Labor Commissioner Win!

As is the trend with her practice increasing in employment work, Katy Young handled her first-ever emergency basis Labor Commissioner hearing for an existing client. The client called at 9:00 PM on a Tuesday night and explained that her ex-business partner/father of her children checked the mail after a long delay and found a notice of a hearing set to happen the next morning at 9:00 AM. With the client frantic as to what to do, and Katy knowing that owners of the business would be personally liable for the employee’s $50,000 claim if they lost before the Labor Commissioner, Katy took immediate action. Our superstar employment law attorney Sean Gentry was not available for the hearing, so he and Katy immediately did a late-night strategy session to prepare. Katy appeared at the hearing on behalf of her client and settled the case that morning for a mere $2,500, broken down into five payments – a fraction of the cost of the original claim. The client was beyond thrilled – and Katy unlocked a new skill in covering emergency basis Labor Commissioner hearings!

Governor Approves PAGA Reform Proposal

The California Employee Civil Action Law Initiative was removed from the November 2024 ballot after Newsom and the state Congress, including the proponents of the initiative, reached a compromise. Initially, the original initiative dares to repeal the PAGA 2004 and replace it with the new law that would be known as the “Fair Pay and Employer Accountability Act”. However, upon withdrawal of the initiative from the November 2024 Ballot, the Office of the Governor announces the following PAGA reform proposal, agreed upon by the Governor and the proponents/supporters of the aforementioned initiative.

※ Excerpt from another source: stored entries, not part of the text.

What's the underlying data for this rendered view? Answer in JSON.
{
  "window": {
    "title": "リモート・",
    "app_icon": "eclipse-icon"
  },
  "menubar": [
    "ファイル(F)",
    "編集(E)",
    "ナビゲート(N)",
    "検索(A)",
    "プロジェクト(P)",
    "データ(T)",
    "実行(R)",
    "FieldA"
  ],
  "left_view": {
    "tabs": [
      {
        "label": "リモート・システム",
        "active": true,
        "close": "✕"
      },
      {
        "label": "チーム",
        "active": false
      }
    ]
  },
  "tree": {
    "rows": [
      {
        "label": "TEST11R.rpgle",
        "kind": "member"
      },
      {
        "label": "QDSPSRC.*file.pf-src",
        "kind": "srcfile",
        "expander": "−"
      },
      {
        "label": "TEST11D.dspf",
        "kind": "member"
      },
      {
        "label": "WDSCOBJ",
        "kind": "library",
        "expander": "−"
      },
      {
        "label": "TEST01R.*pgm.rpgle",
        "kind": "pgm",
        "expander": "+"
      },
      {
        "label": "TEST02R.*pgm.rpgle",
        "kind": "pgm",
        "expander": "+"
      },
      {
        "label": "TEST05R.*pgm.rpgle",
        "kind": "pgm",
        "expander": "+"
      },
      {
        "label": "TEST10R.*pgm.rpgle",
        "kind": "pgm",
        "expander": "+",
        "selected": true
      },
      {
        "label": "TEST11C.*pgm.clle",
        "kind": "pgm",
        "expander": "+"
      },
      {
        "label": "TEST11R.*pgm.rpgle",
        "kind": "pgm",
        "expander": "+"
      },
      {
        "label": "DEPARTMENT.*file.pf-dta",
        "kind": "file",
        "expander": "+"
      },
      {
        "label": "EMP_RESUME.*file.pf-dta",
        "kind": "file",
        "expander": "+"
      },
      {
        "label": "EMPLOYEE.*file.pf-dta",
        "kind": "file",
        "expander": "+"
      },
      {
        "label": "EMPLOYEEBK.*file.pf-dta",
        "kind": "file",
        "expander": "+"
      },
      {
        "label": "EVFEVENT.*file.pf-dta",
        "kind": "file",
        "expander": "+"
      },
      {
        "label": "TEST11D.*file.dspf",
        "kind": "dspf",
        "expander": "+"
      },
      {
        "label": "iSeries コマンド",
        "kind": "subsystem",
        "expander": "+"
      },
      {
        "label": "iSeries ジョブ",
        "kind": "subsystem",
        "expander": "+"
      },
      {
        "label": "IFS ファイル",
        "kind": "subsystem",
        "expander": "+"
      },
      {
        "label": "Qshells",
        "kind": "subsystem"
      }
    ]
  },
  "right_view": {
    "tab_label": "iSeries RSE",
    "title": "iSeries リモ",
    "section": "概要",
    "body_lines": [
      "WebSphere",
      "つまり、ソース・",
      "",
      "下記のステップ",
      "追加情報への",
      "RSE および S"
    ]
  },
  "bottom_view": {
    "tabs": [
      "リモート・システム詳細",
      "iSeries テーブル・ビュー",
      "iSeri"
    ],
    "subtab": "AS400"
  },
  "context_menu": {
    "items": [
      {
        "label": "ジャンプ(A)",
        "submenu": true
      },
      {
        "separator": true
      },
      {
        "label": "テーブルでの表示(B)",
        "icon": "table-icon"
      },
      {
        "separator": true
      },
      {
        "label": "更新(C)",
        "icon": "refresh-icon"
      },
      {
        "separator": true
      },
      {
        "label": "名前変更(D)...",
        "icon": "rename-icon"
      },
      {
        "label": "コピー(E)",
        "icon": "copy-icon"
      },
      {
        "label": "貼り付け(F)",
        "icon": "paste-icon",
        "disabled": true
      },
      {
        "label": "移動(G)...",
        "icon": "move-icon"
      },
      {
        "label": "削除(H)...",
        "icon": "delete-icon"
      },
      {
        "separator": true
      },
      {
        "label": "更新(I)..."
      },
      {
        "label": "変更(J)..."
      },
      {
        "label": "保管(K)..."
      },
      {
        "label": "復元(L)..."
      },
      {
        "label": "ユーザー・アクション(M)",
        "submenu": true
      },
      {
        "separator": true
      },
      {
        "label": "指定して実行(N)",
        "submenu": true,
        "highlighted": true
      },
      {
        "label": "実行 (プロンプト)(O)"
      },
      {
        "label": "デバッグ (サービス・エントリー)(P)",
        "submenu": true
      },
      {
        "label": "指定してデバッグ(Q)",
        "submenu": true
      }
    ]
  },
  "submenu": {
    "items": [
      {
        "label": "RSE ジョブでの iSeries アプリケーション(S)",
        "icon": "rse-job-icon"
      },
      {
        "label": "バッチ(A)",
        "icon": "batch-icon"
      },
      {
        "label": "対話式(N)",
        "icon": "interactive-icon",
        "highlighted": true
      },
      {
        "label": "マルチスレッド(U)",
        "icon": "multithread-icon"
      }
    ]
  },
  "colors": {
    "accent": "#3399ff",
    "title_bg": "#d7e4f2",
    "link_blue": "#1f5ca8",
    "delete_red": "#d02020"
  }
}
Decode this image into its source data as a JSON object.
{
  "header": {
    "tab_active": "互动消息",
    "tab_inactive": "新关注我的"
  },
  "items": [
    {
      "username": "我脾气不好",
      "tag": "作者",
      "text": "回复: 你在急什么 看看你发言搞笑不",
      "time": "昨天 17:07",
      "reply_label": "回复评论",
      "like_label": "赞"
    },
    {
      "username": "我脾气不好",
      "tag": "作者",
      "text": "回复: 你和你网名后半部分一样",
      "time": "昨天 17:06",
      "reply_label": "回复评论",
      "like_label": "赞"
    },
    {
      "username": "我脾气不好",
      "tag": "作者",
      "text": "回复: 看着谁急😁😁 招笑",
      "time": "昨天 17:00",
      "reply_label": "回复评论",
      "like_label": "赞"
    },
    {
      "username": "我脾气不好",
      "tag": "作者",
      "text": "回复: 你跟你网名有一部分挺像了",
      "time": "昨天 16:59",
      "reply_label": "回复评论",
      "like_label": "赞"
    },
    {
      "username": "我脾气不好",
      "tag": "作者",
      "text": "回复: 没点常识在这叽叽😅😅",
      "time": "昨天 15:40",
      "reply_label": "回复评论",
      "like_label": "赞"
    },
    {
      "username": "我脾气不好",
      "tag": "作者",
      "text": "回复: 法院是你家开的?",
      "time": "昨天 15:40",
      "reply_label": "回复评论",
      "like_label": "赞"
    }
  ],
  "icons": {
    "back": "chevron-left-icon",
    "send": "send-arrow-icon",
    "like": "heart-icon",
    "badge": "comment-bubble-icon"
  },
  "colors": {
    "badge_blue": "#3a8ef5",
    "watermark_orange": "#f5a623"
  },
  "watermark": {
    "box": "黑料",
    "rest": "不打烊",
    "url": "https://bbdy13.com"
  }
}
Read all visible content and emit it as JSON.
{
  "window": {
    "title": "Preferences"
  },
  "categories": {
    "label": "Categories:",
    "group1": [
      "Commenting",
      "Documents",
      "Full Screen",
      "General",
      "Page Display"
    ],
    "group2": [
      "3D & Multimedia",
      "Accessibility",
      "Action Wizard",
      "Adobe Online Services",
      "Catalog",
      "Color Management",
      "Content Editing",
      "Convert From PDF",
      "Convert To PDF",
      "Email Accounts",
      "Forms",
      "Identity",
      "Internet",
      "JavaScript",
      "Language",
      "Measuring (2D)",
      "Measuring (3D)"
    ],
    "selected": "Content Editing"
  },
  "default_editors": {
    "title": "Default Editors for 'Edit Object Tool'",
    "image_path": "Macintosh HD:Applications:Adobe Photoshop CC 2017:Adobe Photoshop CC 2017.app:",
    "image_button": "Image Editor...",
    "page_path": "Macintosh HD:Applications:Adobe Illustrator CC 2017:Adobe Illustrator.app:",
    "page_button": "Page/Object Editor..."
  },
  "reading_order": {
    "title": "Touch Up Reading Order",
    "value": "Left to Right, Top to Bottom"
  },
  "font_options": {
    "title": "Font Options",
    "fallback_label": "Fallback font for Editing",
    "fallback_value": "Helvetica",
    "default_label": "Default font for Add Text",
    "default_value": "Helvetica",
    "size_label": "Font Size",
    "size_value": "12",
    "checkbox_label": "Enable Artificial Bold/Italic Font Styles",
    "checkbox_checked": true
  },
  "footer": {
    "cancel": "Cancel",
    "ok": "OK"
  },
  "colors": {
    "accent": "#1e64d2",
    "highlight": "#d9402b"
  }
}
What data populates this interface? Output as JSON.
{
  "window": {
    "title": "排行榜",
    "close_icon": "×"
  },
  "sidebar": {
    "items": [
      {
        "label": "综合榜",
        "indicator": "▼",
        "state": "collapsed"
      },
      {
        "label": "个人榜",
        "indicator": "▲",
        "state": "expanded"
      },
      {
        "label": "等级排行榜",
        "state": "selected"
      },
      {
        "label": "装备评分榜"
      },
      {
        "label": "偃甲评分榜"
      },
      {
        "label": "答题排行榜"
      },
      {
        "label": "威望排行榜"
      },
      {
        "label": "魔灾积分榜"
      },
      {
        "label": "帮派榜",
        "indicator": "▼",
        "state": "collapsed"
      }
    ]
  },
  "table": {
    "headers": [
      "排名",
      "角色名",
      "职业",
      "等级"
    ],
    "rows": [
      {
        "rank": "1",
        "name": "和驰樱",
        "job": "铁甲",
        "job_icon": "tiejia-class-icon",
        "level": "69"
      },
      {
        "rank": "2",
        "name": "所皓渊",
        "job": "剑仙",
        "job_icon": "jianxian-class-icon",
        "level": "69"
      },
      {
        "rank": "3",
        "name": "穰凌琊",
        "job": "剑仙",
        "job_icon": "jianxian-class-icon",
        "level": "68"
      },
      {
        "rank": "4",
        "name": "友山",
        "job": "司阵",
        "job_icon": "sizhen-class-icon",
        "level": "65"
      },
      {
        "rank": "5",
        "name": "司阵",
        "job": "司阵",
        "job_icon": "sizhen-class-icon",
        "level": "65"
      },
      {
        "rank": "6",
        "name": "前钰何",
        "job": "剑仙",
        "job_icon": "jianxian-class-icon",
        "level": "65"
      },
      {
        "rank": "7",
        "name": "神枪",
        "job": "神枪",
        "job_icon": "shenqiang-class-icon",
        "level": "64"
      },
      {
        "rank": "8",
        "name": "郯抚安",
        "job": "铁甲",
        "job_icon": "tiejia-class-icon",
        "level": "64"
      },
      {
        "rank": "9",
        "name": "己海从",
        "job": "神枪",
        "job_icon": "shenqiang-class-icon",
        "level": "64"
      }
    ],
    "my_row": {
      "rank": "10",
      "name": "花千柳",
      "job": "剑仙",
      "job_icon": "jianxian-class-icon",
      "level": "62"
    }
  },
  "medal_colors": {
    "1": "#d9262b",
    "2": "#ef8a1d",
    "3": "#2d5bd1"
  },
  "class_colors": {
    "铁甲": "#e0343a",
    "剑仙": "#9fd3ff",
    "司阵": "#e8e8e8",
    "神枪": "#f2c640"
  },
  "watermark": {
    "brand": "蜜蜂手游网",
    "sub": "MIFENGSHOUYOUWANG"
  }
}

Essentially, the PAGA reform proposal includes three key features:

  1. New system of relief
    • Employers who are more proactive in complying with the labor code are treated with more grace (i.e. receives capped or lower penalties) than those who willfully violate Labor Codes.
    • Increased penalty allows higher compensation for the damaged/wrong parties; the employees receive 25-35% of the penalty.
    • In addition to monetary relief, the court can now grant injunctive relief to compel businesses to address/fix their violations.
  2. Efficient resolution process
    • Wronged employee must now bring in their own claim.
    • The scope of Labor Codes was expanded to allow business, especially small employers, to address more issues through LWDA instead of through aggressive litigation.
    • To prevent prolonged litigation, the employers can request for early evaluation and stay of the court proceeding, and the court may limit the scope of claims.
  3. Stronger state enforcement
    • DIR can expedite their hiring process so they can address claims more efficiently.

IT Analyst Client Secures Triple Original Severance Offer

Matt Kumin helps a client take home triple the amount of original severance offers. The client, a highly specialized, information security analyst, reached out to Ad Astra after her sudden termination, wondering if she had any potential claims. Her employer had offered her what seems to be a generous severance package—$40,000 plus 6 months of COBRA payments. However, Kumin found the severance package odd since the client made around $80,000 annually and had worked there for only two years. Typically, a severance package in these circumstances falls within a much lower range – less than $10,000 and a month or two of COBRA payments.  

After an exhaustive and extensive investigation, Kumin and the client zeroed in on the likely motive for the generous offer. The client had, in the course of her employment, uncovered numerous violations of federal and state laws designed to protect consumer data committed by her employer—all of which she repeatedly reported to her supervisors and co-workers.  When she wrote and disseminated a report detailing these violations, her employer terminated her within days, claiming she was not “a good fit” for the organization.  

Presented with these details in our demand letter, including excerpts of emails reporting and documenting her discovery of the violations and identifying CA Labor Code section 1102.5’s liberal construction of retaliation as the basis for a lawsuit if the employer refuses to settle, the employer offered the client $120,000, tripling their original severance offer.